Saturday, October 27, 2007

proSÁBADO 045




HUBO UNA MUJER a quien un sueño embarazo dejó preñada. La mujer no despertó, pero durante nueve meses todos vieron crecer su vientre dormido. El parto fue normal: el bebé es gordo, rosado y nítido. Sin embargo, cada vez que su madre despierta, se vuelve borroso, sus líneas se desdibujan, se lo distingue apenas de los pañales, de la batita, de la pañoleta que lo envuelve. Y pertenece otra vez, enteramente, al reino de su padre.

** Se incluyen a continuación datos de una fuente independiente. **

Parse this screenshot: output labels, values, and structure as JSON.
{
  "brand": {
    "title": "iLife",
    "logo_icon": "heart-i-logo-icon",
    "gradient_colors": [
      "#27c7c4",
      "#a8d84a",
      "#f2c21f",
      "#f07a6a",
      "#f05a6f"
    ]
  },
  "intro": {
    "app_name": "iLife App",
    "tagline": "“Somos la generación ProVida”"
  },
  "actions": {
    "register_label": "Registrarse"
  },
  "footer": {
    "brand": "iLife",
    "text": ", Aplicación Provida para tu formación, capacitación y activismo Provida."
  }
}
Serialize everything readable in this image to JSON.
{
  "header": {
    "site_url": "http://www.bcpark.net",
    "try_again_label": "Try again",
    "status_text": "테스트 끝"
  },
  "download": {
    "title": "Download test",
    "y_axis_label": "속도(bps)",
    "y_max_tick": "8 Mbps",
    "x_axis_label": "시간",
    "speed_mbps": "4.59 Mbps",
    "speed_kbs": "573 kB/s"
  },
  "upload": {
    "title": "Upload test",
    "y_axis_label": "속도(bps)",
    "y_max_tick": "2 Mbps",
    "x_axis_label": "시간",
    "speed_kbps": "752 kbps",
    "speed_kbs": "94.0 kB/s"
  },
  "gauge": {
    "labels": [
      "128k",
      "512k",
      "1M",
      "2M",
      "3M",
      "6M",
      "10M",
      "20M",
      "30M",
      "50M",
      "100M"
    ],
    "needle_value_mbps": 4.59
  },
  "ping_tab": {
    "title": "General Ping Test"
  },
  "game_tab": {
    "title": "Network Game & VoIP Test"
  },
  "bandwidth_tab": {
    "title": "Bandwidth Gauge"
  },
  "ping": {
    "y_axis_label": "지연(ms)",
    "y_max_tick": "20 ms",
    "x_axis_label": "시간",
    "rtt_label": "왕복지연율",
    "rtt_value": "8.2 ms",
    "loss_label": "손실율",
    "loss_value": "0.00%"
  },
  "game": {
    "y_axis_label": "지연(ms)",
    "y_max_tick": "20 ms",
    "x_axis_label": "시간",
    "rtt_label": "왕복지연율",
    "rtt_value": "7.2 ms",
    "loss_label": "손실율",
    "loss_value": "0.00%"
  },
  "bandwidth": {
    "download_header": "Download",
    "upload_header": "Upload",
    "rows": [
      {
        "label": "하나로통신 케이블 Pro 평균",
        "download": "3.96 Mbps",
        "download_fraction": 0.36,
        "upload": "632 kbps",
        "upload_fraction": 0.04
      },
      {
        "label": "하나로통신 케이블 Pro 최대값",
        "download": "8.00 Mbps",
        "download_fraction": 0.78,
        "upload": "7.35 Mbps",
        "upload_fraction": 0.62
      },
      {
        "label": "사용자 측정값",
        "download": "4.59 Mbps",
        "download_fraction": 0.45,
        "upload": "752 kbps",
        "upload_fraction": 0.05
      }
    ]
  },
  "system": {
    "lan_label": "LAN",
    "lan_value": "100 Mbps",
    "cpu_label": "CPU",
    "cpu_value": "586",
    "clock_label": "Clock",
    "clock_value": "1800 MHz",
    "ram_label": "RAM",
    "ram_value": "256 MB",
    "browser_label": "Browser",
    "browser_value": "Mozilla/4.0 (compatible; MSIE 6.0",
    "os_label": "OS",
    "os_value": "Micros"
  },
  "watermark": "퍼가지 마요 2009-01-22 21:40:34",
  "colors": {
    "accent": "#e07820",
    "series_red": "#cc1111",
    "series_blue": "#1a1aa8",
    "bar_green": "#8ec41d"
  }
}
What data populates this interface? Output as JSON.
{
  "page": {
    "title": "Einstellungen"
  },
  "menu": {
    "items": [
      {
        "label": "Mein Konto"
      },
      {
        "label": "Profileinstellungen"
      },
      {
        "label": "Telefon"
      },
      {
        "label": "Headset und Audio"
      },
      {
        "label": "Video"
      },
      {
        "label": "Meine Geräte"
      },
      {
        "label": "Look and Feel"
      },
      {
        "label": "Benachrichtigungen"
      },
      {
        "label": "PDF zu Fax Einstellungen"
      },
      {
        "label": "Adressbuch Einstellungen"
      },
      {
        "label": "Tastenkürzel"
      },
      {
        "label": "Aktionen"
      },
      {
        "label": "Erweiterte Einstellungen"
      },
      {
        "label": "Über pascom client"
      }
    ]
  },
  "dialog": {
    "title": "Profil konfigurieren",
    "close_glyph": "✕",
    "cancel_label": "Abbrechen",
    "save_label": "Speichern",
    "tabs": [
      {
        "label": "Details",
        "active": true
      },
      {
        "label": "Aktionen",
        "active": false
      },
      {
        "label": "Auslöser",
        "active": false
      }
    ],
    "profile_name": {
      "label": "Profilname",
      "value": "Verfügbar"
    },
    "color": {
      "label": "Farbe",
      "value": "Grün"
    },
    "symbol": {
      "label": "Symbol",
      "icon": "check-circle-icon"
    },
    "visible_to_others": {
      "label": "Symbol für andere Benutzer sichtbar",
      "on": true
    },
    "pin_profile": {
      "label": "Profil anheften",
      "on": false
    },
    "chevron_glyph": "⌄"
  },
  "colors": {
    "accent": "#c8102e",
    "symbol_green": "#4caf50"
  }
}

Sueño embarazoso / Ana María Shúa [Argentina, 1951]
http://www.literatura.org/Shua/Shua.html
http://www.literatura.org/Shua/CG_LaQueNoEsta.html
http://www.anamariashua.com.ar/
http://elcajondesastre.blogcindario.com/2005/12/00303-robinson-desafortunado-ana-maria-shua-micro-cuento.html
http://www.educared.org.ar/guiadeletras/archivos/shua_ana_maria/index.htm
http://www.edicionesdelsur.com/cuentojuven_48.htm
http://www.edicionesdelsur.com/cuentojuven_46.htm

Contenido
La pérdida – César Augusto Zapata
La niña – Mónica Da Luz
El postigo – Rubén Sánchez Féliz
Jacinto blanco y azul – Pilar Romano
Carta del amante impío – Pedro Glup

La pérdida

La música era una tristeza de acordes. En el rincón un gris todavía equilibrando su óxido contra un viento húmedo; lo que hace días fue una flor, agoniza en el jarrón chino. El abandono de la salita salta a la vista. En el mueble grande una figura en penumbra apenas gira los ojos a intervalos hacia la puerta abierta hace días. Las casas vacías empiezan a oler a casas vacías y uno siente la urgencia de hacer maletas. Pero el habitante de ésta sigue allí, con esa música que se repite y casi hace llorar, mirando al único rectángulo iluminado. De pronto, el golpe de luz es recortado por otra figura que se detiene en el umbral. Parece que se miran sin decir nada. La presencia ante la puerta da la espalda y se va. Al girar en ángulo hacia la calle pudo ver su pelo empujado por el aire húmedo, mientras el piano insistió con la tristeza. El hombre se paró del sofá (la música cesó bruscamente). Fue hasta la puerta y pasó el cerrojo.

© César Augusto Zapata

La niña

La historia de una niña de dulzura extrema, cándidos ojos y mirada tierna.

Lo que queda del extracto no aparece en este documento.